We’re can’t seem to figure out if there are significant nutritional differences among the different colored quinoa (though based on quick research, it seems red and black are slightly higher in protein and thus calories). However, we do know that there are taste and texture variations that makes one better than the other for certain types of dishes…
Black quinoa seems to be the hardest to find, and both it and the red quinoa are slightly more expensive than the regular white quinoa. Dishes that are usually made with rice work well with the white quinoa because the texture is softer than that of the black or red. The black and red variations seem to be “crunchier,” with a texture more like its family, a seed, and retain their “individual” integrity rather than clumping together. Of course, if you cook the quinoa long enough, no matter what color, it will get mushy.

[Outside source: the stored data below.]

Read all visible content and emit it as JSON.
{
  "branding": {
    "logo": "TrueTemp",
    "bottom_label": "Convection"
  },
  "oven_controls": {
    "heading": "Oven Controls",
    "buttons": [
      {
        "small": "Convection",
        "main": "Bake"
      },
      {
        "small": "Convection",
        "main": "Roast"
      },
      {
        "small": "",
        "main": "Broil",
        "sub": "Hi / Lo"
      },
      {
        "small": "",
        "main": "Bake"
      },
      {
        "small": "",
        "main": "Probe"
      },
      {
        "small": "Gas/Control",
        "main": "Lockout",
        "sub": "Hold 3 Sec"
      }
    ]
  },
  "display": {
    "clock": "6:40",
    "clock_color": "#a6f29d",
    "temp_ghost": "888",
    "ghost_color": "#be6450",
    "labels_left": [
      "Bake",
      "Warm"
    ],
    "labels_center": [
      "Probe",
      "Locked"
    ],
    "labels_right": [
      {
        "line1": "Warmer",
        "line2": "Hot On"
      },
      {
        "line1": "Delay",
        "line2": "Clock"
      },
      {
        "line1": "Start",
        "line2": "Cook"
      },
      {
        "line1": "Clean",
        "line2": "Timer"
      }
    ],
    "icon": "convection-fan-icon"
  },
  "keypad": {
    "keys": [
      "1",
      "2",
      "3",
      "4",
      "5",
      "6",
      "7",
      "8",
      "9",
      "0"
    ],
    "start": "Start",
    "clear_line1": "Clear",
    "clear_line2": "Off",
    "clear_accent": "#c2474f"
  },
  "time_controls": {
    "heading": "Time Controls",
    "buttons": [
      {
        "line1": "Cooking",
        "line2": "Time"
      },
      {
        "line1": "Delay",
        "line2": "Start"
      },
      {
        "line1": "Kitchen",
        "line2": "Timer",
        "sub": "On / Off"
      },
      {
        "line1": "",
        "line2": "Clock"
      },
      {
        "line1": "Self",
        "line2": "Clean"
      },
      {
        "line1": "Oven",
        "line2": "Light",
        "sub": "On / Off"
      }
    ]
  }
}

Making cakes or forming balls or other shapes with red or black quinoa doesn’t work as well because the seeds don’t stick together as well. The black and red quinoa for us, so far, has been best in salads when the quinoa is tossed with other ingredients against which it may have to stand up. Of course, this dish is not a salad, and as a variation of beans and rice, would have seemed more logical to do with white quinoa, but black on black is so striking that we did it this way.
There is nothing special about this dish that requires a recipe. Simply cook black quinoa with a pinch of salt in chicken stock (or vegetable stock for vegetarian). Top with cooked black beans and garnish with lime juice, chopped jalapeno, scallions, and cilantro.